A: My dad, because he was part of sports, being a photographer for the Expos and the Montreal Canadiens, so I always had a really good insight with what being a professional athlete was all about, so I think I’ve learned a lot from him through the years growing up, at the dinner table him and talking about his job. I’m the youngest of five, so big brothers and big sisters were there to take care of me also. … My dad played in the Olympics, winning their goal medal as a goalie for Team Canada. He’s a guy that played baseball all of his life. Working for the Expos and working for the Canadiens for him was something that he loved to do. Regardless of what I wanted to do, he always had my back on everything. He provided real well for us.
Q: What were memories at the Montreal Forum with your father like?
A: It was fun just to get to meet some of the players and some of the managers. A week when I didn’t have school the next day he would bring me and give me a camera and just put me on a stool right on the glass and he says, “Just go ahead, have fun, take pictures.” It was always fun the next day to be able to spend some time with my dad and go through getting the film developed and look what kind of pictures I took.
Q: Your mother was not a Canadiens fan.
A: We were fortunate, she was a stay-at-home mom, my dad was really busy working in media like you probably can attest to all over the place. It’s funny, she was from Quebec City so her dear Nordiques were the main team for her, so every Saturday night when they played against each other, we had a big rivalry with my mom all the time.

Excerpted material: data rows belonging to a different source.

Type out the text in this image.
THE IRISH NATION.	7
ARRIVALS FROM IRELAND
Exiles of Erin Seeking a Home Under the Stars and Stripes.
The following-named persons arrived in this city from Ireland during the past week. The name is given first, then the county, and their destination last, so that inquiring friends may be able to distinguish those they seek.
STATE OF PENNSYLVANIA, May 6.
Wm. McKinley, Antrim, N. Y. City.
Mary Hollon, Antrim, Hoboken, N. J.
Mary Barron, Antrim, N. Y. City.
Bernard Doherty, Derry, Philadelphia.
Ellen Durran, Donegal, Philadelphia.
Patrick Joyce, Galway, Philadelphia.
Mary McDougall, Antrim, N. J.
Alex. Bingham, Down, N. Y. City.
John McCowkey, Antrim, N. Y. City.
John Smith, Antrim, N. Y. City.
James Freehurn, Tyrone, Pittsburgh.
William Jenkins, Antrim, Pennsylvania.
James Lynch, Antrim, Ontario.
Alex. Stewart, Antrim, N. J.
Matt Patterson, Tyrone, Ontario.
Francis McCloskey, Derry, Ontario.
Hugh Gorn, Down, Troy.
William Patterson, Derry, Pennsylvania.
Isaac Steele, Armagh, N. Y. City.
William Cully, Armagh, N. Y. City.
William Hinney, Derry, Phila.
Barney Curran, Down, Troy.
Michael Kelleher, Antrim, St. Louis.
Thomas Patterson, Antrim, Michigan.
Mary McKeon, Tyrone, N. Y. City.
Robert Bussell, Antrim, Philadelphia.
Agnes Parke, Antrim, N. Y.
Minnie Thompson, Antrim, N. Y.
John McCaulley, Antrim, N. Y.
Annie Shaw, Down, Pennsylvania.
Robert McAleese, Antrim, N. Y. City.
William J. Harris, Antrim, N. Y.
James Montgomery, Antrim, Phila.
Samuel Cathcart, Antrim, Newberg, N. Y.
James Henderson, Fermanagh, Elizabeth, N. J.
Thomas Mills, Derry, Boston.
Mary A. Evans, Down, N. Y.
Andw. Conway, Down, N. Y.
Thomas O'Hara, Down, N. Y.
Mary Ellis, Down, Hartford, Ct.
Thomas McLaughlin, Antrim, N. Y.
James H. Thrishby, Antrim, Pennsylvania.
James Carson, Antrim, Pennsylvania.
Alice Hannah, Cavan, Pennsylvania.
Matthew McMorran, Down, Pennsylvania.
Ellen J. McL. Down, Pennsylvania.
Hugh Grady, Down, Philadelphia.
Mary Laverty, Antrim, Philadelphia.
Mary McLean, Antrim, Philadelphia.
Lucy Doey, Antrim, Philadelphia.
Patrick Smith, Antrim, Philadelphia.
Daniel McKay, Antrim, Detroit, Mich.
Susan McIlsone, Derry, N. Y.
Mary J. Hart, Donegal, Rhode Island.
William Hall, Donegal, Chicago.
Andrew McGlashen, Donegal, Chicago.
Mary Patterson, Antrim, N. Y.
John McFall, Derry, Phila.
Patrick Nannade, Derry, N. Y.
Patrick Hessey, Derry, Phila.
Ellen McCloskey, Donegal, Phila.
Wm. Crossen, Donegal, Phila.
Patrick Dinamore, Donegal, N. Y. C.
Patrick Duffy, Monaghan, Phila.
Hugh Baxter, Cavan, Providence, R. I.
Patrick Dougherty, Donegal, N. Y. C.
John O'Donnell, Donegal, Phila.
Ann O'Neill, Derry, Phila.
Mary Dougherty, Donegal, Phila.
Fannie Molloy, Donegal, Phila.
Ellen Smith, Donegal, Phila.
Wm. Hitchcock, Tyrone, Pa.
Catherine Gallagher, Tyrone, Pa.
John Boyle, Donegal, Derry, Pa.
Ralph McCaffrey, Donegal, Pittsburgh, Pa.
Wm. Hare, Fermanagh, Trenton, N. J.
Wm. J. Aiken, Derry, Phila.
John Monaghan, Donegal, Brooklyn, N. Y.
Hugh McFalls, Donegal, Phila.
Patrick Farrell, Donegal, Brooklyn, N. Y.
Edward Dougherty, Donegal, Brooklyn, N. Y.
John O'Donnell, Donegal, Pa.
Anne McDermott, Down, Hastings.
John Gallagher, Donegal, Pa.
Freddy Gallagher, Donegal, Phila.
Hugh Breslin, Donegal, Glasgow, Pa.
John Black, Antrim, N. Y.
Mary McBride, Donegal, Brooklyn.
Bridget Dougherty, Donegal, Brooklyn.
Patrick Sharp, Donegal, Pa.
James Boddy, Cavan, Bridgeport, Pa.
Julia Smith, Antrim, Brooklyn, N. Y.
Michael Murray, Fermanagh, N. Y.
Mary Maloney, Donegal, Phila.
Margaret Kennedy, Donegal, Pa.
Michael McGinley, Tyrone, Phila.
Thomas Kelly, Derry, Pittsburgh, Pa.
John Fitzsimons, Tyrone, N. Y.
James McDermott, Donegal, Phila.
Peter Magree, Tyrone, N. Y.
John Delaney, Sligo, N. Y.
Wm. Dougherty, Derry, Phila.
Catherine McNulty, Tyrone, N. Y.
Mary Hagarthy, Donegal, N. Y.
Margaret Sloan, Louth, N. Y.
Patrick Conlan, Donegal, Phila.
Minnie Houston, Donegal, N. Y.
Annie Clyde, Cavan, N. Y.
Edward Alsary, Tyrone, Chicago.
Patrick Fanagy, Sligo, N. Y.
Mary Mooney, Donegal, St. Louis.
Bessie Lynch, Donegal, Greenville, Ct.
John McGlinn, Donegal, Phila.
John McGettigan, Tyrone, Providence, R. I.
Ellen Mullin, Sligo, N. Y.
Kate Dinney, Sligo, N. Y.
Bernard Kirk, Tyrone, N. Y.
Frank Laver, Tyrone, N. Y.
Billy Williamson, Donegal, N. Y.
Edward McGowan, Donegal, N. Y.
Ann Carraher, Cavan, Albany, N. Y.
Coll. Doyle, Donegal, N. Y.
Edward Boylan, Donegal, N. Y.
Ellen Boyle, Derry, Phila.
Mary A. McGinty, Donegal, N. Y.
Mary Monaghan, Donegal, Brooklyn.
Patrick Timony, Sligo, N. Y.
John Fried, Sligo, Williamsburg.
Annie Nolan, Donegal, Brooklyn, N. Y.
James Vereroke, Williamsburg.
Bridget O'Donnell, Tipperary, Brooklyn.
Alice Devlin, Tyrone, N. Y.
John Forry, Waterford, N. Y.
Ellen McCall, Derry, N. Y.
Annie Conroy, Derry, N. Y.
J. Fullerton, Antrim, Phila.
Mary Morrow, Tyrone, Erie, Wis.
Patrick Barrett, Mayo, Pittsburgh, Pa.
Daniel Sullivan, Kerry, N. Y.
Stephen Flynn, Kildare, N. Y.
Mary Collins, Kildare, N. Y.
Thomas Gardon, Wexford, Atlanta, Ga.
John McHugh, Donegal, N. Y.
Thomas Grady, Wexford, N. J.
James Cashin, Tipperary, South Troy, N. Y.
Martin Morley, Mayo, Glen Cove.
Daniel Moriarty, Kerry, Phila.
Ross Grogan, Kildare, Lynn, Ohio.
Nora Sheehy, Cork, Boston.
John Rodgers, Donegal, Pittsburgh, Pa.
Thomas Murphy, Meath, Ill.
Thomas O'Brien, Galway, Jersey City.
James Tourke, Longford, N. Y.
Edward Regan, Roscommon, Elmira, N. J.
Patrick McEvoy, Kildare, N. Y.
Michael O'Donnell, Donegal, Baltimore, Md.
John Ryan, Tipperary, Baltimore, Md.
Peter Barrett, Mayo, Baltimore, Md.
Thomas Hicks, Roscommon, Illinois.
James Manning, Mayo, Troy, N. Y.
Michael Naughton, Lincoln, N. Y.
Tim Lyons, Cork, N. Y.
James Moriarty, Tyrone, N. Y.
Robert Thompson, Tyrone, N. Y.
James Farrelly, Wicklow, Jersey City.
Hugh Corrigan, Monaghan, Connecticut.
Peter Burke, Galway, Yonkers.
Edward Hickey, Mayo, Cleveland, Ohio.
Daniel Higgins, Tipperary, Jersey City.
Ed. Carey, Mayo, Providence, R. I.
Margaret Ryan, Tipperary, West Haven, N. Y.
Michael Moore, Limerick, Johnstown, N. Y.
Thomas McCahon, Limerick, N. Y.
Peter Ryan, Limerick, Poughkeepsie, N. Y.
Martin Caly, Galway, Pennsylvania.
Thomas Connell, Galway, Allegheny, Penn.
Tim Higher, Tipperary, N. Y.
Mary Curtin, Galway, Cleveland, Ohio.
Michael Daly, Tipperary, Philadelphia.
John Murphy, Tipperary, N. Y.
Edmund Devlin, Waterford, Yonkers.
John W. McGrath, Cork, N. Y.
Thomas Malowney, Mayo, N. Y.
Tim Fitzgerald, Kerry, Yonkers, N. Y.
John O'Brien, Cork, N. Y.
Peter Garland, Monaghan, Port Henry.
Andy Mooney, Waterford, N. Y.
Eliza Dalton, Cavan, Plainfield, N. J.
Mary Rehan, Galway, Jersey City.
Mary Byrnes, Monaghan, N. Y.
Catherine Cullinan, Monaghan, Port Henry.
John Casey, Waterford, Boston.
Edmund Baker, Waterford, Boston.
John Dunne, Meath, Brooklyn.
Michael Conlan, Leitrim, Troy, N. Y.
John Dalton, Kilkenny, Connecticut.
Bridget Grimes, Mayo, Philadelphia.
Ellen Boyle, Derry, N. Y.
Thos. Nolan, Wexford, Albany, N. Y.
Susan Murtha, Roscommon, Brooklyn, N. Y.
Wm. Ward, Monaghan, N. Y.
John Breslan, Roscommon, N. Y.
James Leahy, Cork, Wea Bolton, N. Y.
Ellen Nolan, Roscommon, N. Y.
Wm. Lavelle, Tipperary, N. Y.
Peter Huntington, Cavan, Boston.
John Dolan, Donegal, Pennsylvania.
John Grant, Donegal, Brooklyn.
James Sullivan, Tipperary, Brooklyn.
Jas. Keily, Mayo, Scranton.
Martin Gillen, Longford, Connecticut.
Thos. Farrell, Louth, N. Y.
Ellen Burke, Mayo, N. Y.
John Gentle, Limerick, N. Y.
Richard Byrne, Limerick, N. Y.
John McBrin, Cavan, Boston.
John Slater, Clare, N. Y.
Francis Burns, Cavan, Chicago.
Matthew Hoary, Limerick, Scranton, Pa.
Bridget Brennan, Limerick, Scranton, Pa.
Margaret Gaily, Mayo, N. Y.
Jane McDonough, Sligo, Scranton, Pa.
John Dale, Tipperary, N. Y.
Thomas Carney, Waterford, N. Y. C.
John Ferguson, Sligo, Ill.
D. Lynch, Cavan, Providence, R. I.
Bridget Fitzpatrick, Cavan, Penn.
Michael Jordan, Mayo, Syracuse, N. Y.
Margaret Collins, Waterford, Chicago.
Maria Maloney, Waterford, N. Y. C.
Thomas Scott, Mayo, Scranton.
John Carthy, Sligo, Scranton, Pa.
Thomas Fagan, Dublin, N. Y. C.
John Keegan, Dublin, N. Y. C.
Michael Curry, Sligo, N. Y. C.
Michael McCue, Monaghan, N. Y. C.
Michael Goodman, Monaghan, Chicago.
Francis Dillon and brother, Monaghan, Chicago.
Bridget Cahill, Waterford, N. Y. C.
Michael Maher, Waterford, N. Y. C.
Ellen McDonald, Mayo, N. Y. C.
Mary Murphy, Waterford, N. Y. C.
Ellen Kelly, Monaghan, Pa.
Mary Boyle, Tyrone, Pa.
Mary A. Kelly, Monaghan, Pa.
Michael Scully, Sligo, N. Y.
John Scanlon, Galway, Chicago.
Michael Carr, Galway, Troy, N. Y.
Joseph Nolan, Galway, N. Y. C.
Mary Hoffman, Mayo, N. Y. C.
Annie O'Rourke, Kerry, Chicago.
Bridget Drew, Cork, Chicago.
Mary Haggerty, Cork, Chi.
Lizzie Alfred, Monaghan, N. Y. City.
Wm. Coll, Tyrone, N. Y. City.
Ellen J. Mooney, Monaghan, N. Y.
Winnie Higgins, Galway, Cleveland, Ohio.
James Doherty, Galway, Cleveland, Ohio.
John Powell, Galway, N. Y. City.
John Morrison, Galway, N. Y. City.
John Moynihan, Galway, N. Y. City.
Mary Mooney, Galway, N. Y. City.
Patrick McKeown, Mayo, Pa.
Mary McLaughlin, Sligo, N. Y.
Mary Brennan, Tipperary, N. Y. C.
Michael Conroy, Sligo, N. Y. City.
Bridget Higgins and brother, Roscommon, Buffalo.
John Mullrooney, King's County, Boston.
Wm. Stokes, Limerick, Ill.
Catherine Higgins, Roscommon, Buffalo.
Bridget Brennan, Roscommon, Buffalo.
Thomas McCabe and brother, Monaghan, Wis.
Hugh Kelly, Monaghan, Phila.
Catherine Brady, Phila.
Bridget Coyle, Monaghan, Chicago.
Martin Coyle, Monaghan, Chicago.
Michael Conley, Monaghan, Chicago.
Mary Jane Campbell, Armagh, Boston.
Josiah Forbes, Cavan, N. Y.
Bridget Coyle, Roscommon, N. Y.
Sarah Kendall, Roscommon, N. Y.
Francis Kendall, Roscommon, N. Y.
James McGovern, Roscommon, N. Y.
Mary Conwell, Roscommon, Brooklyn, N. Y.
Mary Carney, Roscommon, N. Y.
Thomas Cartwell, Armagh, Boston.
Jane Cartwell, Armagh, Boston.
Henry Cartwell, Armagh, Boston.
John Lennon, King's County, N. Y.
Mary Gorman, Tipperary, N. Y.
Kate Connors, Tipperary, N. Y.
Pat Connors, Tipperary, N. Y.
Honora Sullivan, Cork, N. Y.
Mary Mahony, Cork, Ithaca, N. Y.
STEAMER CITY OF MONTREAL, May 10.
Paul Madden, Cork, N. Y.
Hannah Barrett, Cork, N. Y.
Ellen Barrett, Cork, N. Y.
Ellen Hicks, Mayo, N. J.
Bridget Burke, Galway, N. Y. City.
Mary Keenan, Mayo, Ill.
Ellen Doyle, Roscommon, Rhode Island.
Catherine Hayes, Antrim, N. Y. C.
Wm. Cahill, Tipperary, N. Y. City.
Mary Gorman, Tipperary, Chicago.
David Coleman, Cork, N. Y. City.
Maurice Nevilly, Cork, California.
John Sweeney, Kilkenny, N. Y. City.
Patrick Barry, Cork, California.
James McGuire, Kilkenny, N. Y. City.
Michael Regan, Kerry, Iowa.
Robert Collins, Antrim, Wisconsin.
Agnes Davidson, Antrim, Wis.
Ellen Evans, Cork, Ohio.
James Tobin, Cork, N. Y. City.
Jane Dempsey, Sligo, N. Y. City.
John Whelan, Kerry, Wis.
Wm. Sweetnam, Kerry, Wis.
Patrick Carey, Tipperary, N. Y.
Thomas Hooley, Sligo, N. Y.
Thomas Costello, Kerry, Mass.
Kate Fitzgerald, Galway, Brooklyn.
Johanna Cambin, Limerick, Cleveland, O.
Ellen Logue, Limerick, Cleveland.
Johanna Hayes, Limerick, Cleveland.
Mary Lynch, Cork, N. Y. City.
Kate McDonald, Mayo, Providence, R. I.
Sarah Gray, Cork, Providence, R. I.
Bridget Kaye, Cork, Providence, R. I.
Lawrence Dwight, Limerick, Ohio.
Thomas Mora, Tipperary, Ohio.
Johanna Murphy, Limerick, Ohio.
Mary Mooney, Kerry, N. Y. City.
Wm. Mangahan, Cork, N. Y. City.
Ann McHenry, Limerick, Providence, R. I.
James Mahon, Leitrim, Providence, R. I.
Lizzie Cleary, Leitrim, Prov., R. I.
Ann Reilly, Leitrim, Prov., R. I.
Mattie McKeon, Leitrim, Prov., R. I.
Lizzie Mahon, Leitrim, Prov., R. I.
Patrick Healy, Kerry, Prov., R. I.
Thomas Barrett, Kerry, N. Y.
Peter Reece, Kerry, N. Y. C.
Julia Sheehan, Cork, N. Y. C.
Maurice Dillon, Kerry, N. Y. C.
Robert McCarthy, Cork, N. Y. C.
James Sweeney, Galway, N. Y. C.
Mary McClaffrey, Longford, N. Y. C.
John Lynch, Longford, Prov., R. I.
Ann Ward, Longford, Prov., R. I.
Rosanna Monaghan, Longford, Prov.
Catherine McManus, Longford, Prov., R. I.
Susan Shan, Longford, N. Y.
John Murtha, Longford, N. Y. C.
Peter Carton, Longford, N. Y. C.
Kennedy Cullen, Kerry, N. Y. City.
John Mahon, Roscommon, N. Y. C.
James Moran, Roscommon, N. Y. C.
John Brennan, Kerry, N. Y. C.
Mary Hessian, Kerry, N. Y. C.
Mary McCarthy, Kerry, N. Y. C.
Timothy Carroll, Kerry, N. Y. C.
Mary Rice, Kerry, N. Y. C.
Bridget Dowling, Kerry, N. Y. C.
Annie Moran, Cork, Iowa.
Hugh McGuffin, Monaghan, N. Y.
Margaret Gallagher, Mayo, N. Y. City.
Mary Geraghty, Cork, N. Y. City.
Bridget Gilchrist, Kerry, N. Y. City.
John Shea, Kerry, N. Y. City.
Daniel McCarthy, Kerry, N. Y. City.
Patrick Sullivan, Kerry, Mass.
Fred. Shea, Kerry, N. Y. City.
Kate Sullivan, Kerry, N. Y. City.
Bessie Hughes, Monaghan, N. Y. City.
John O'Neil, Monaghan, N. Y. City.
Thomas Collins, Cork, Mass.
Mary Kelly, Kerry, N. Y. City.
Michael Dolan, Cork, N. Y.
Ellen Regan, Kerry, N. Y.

Q: What will it be like playing with your son Sunday in Toronto?
A: We’re going to play a Legends game on Sunday, and my son Anthony’s going to play my first 30 minutes and I’ll play the second 30 minutes, so it’ll be nice to be on the ice with him. I have an 8-year-old at home, so I think he’s starting to realize what I’ve accomplished in my career. When I was still playing, he didn’t really realize what was going on. So now I think he’s taking everything in a little bit. It’s been awesome just to see him interact with me about these things.
Q: Does he play hockey?
A: Oh, yeah. He’s a forward, but he’ll become a goalie, trust me.
Q: That’s a lot of pressure to follow in his dad’s footsteps.
A: That’s OK (chuckle).
Q: What advice would you give him?
A: Have fun. Make sure you work really, really hard and enjoy yourself.
Q: Favorite childhood memories?
A: Every Christmas we went to my parents’ cottage. My big brother would bring his buddies around, and we would play hockey games in the driveway. I still remember every Christmas, I would wake them up, they were probably having a few drinks or whatever and I’m sure they didn’t want someone 7, 8 years old waking them and (saying), “Let’s go play outside,” when it was minus-40 Celsius.
Q: When you started playing in the NHL, what kind of career did you imagine?
A: Not the one I had, that’s for sure. You just go out there and then you get greedy. You get a little of success and next thing you know, you believe that you belong, and you just feed off that energy, and you wake up 15 years later and you’re still in the league, and you got the most wins, and you’re like, “Wow, what just happened here?” I put my head down, I wanted to have fun, I wanted to win.
Q: Did you set goals for yourself when you started?
A: Not really. I just wanted to be in the NHL. It’s a dream come true to be part of an NHL team, to be a regular in the NHL, to live the life, to make the money and do all that stuff. For me it was just to be able to say that I had a place to play hockey and I was wanted where I was.
Q: What made you a Hall of Famer, in your eyes?
A: My love for the game, and my work ethic. I didn’t take any shortcuts for my success, that’s for sure.
Q: What drove you?
A: Winning. To have that feeling after a game or after a season that you’re able to stand on top of the mountain.
Q: Do you think you might cry on Monday night?
A: It’ll be emotional. … I hope not, but we’ll see. … I’m sure my buddies have bets on them (laugh), so we’ll see if I can make some money off of that one.